La Présidence a reçu :

- de M. le Premier ministre un projet de loi, adopté par l'Assemblée nationale, autorisant la ratification de l'acte portant révision de la convention sur la délivrance de brevets européens.

Ce projet de loi sera imprimé sous le n° 473, distribué et renvoyé à la commission des Affaires étrangères, de la Défense et des Forces armées, sous réserve de la constitution éventuelle d'une commission spéciale dans les conditions prévues par le Règlement.

- de M. le Premier ministre un projet de loi, adopté par l'Assemblée nationale, autorisant la ratification de l'accord sur l'application de l'article 65 de la convention sur la délivrance de brevets européens.

Ce projet de loi sera imprimé sous le n° 474, distribué et renvoyé à la commission des Affaires étrangères, de la Défense et des Forces armées, sous réserve de la constitution éventuelle d'une commission spéciale dans les conditions prévues par le Règlement.

- un rapport sur la prise en charge précoce des accidents vasculaires cérébraux, établi par M. Jean Bardet, député, au nom de l'office parlementaire d'évaluation des politiques de santé.

Ce rapport sera imprimé sous le n° 475 et distribué.

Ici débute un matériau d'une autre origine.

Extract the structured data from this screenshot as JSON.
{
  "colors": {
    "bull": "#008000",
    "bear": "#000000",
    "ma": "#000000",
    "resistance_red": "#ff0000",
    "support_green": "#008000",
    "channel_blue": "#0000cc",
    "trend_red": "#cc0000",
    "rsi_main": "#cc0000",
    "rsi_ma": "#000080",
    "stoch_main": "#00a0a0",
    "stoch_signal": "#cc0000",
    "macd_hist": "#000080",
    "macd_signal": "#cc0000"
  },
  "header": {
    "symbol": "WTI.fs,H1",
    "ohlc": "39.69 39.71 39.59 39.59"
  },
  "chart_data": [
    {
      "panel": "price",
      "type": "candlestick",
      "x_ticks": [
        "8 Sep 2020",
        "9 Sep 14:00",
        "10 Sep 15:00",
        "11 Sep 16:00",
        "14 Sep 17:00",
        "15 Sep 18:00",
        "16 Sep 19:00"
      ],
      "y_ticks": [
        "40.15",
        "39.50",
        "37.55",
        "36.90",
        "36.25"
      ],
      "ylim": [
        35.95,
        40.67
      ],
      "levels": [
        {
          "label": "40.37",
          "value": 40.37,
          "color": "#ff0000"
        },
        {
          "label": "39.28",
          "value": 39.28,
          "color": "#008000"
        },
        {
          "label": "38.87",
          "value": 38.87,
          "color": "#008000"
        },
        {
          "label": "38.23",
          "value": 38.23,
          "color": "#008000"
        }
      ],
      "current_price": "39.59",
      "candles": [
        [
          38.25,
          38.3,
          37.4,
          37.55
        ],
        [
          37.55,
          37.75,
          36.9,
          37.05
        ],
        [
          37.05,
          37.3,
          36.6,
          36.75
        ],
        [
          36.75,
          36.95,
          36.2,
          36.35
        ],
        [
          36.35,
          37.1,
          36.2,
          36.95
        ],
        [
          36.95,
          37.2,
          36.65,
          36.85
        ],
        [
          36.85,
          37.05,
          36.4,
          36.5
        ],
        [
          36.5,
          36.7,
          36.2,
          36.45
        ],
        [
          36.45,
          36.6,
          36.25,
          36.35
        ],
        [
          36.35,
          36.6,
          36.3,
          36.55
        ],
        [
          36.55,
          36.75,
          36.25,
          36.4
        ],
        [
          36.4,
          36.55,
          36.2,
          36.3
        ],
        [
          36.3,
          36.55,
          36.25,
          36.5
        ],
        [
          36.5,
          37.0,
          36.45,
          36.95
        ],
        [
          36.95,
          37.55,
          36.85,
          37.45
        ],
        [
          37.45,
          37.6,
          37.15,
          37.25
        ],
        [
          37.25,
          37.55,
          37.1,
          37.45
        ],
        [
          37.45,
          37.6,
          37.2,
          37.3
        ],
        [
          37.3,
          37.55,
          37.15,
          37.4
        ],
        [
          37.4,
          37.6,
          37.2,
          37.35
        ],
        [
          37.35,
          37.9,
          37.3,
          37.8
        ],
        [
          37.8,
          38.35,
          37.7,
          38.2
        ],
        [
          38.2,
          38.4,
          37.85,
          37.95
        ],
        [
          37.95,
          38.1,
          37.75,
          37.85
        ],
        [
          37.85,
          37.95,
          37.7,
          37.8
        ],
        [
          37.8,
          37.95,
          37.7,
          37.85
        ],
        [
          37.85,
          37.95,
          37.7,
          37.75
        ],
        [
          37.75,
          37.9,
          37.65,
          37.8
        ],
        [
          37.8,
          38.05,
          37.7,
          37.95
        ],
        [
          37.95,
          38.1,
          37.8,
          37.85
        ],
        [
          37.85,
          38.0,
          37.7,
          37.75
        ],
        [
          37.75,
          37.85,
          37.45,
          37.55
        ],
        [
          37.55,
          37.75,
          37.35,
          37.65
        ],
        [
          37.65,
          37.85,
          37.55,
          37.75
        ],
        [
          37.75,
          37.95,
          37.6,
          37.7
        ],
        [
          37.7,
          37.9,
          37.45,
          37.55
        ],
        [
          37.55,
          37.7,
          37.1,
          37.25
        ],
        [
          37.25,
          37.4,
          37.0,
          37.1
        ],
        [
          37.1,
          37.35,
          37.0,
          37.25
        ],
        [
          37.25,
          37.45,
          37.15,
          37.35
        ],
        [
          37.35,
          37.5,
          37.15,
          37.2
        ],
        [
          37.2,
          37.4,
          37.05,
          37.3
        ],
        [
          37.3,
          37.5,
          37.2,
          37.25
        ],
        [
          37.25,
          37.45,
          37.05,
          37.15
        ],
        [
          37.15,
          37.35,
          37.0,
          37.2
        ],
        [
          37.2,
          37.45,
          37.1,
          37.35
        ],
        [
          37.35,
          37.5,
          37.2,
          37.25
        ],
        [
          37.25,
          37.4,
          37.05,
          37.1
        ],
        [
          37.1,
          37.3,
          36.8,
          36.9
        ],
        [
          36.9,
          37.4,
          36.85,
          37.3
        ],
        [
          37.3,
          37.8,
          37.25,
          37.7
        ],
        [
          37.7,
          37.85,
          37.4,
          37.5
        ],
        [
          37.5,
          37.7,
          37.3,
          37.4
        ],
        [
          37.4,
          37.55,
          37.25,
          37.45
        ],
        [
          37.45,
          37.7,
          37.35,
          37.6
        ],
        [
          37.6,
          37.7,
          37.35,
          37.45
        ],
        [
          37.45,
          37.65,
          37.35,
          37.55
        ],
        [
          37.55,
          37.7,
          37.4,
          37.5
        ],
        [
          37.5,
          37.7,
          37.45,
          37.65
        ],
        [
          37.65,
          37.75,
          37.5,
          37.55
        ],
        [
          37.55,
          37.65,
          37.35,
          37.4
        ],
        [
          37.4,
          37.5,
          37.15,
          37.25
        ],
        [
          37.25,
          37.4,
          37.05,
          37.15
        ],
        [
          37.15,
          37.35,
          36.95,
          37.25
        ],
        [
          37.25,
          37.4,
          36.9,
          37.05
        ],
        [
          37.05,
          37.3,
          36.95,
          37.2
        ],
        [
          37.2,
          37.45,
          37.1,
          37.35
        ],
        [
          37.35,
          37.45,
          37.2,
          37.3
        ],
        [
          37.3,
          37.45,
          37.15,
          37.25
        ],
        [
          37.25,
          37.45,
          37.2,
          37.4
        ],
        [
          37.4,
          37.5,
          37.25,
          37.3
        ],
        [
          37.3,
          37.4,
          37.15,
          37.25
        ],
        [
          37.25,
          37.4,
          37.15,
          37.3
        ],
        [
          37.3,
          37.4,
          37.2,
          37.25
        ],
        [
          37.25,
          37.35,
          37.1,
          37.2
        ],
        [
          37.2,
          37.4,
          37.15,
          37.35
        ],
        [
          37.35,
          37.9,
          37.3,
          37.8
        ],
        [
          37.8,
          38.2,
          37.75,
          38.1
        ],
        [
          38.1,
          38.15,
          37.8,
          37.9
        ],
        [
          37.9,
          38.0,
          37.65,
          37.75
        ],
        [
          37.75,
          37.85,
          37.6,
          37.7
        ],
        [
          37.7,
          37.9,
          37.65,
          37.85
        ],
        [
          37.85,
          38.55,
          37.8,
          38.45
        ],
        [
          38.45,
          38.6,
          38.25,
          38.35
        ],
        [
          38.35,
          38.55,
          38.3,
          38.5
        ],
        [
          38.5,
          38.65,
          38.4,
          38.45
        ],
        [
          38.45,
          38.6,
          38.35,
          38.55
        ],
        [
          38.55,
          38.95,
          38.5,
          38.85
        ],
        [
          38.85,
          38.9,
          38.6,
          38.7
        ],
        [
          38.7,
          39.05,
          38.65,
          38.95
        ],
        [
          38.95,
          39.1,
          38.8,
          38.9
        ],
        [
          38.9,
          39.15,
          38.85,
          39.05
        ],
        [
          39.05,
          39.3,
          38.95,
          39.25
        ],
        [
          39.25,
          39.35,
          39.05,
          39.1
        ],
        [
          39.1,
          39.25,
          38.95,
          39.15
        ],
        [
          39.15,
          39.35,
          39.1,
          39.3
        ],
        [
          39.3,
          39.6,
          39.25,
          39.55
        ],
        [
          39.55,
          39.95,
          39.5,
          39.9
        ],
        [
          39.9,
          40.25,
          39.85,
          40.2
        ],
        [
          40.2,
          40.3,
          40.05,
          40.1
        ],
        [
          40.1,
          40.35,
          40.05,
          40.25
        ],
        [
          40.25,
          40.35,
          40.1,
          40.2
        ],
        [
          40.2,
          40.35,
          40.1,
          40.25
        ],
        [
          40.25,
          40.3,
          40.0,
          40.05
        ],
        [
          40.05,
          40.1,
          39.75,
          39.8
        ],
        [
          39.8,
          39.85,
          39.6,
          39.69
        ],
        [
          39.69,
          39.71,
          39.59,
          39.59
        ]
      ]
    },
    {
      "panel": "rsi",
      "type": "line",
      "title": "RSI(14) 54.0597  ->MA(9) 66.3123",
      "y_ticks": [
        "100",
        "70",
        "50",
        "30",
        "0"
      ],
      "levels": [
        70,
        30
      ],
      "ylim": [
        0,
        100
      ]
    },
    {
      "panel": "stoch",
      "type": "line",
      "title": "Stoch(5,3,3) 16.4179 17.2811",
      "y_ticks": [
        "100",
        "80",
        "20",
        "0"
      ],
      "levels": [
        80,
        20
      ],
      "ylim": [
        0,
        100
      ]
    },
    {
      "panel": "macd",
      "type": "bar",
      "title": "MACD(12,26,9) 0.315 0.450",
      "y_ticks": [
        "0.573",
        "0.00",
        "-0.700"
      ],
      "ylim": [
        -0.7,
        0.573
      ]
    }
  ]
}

- un rapport sur la politique vaccinale de la France, établi par M. Paul BLANC, sénateur, au nom de l'office parlementaire d'évaluation des politiques de santé.

Ce rapport sera imprimé sous le n°  476 et distribué.

- de M. Jean-Pierre BEL et les membres du groupe socialiste, apparentés et rattachés une proposition de résolution tendant à créer une commission d'enquête sur les conditions de la libération des infirmières bulgares en Libye et sur les accords franco-libyens.

Cette proposition de résolution sera imprimée sous le n° 477, distribuée et renvoyée à la commission des Affaires étrangères, de la Défense et des Forces armées et, pour avis, à la commission des Lois Constitutionnelles, de Législation, du Suffrage universel, du Règlement et d'Administration générale en application de l'article 11, alinéa 1 du Règlement.